I’ve lost track how many times we have spent our winter vacation in the Serre Chevalier Valley in Hautes-Alpes department, but one thing is sure: the weather has been mostly good. And so it was this time, too. Actually it was extra good, since the sun shone from the clear blue sky every day, and even there was a significant northerly wind on some days, it was nothing near to brutal. There is always a downside to the favorable weather conditions, though: a lot of sunshine is detrimental to snow conditions and skiing!
The weeks preceding our vacation the weather in our Grésivaudan valley had been gloomy with clouds hanging very low (as it is again now when writing this) — I think we saw the sun only a couple of times in January. On our drive to Serre Chevalier it took a while to get out of clouds which happened at the elevation of about 1000 meters.
As usual, we started our vacation with an easy hike on the nearby slope (8.50K in 2h 30mins, D+/D- 390m). The hike followed a tarmac road that was covered in soft snow, even if the slope otherwise was bare. The road actually goes up to Col du Granon (2413m) which until 2011 was the highest mountain-top stage finish in Tour de France — only once though, in 1986. After that the highest stage finish has been Col du Calibier (2645m), also in Hautes-Alpes.
This time we did not even buy ski passes, but instead what little we skied, we did on the short loop in Parc des Colombiers, where the access to the tracks was free of charge.

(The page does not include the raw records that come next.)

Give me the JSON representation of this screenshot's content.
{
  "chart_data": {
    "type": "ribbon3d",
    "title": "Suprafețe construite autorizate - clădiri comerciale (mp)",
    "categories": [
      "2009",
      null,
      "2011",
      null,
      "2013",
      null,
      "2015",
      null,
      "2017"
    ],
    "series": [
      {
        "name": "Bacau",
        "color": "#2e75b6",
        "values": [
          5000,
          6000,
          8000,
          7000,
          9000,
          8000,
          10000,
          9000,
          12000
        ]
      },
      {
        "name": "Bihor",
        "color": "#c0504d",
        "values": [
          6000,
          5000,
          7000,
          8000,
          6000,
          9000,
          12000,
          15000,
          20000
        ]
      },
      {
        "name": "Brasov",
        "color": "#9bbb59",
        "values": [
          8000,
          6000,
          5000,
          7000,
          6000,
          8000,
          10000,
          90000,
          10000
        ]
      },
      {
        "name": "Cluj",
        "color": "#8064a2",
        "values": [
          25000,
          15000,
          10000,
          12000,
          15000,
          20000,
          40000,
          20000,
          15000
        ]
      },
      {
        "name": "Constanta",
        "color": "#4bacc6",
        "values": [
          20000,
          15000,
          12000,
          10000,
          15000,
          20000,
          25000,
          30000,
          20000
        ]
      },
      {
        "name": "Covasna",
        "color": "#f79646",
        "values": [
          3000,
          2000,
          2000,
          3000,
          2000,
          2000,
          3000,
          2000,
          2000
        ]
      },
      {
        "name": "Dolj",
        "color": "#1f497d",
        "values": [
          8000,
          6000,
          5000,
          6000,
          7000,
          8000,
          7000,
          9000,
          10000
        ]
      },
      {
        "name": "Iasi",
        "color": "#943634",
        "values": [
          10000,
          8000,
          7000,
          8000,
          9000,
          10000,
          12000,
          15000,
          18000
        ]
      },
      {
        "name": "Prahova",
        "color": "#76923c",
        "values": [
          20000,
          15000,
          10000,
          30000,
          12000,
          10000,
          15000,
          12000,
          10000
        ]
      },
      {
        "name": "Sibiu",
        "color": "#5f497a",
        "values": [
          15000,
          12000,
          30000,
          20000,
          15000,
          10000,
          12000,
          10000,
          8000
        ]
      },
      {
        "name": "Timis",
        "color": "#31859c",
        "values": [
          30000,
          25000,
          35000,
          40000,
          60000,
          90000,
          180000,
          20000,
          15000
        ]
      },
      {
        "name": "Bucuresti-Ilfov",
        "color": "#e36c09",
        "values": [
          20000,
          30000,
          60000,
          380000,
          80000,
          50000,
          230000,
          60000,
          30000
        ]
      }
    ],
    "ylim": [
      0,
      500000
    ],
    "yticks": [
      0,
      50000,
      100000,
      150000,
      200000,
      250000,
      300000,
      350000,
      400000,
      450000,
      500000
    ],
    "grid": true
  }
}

Even it had been a few days since the tracks were last groomed, the snow was quite good, and it didn’t take too long to “learn” to ski again. The snow sculptures in the park were melting fast.
The next day we took a break from skiing — we actually skied only on two days — and did a longish hike following the river Guisane to the little village of Le Lauzet, crossing the 45th parallel north two times. Despite the length and significant climb of more than 300 meters, this was an easy hike (13.62K in 3h 25mins), and it offered spectacular views to the Serre Chevalier valley.
The next hike was not an easy one (14.40K in 5h 11mins, D+/D- 750m): it was long and consisted of some very steep snowy/icy and muddy climbs. We found an idyllic lunch spot at the small chapel of Sainte-Marie Madeleine.
We had one more day left and decided to take it easy; instead of skiing we opted for an urban hike in Briançon. We left the car at the railway station’s parking, and walked up to Cité Vauban, a fortified old town of Briançon. The climb from Parc de la Schappe on the trail (Sentier des Pommiers d’Antan) was steep and icy, so we had a chance to test the crampons we bought on our Finland vacation.
It seems that Briançon is one of the most fortified placed in France, thanks to Vauban (1633-1707), a French military engineer. He designed Fort du Randouillet to protect another fortress, Fort des Trois Têtes. These two establishments were designated UNESCO World Heritage site in 2008. There is also a third fortress Fort Dauphin that was built to protect Fort des Trois Têtes, but has been obsolete since 1870 because of other fortresses built on higher altitudes.